According to Hal S. Scott, the CCMR’s president and director, ‘Data confirms continued flight away from U.S. public markets—companies with the ability to list anywhere in the world increasingly choose non–U.S. exchanges for public offerings.’

Here are the raw facts:

1. In the first half of this year, the US picked up three of the world’s 20 largest IPOs. That’s a step in the right direction compared to one for the same period in 2009, and none in the two years before that. Nonetheless, it falls short of the average of five per year reached from 1996 to 2006.

2. For now, at least, Hong Kong is the place to be. It picked up seven of this year’s top 20 – and three of the top five.

3. So far this year, the US IPO market has beat the private markets. Notes CCMR, ‘The value of global IPOs sold through the private 144A market decreased to 75.1 per cent from 79.3 per cent in 2010, but remained higher than the 1996–2006 average of 64.1 per cent.’

4. The total market share going to the US fell to 11.4 per cent, down from 14.2 per cent last year and 16.9 per cent the year before. From 1996 to 2006, the average US share of the global IPO market was a comparatively eye-popping 28.7 per cent.

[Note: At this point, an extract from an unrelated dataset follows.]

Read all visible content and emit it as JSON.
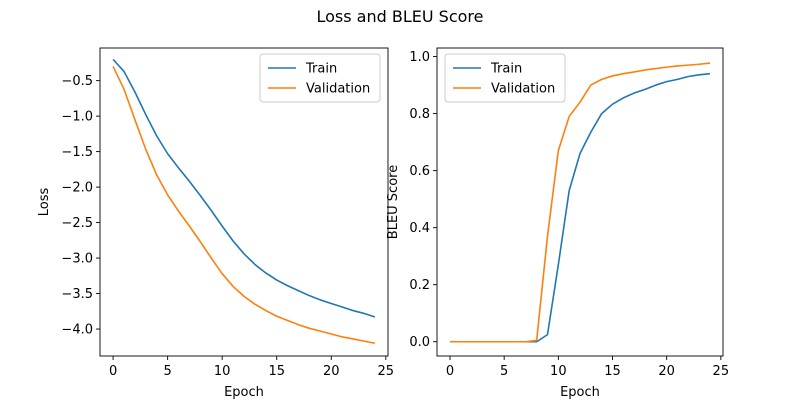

5. US issuers were all over the world in the first six months of 2011. Of 81 IPOs, four of them listed only on foreign exchanges (4.9 per cent, compared to 5.2 per cent in 2010 and 3 per cent in 2009). From 1996 to 2006, the average was only 1.3 per cent. The value of foreign-only listings for US-company IPOs surged to $2 bn for the first half of the year, compared to a mere $278 mn last year.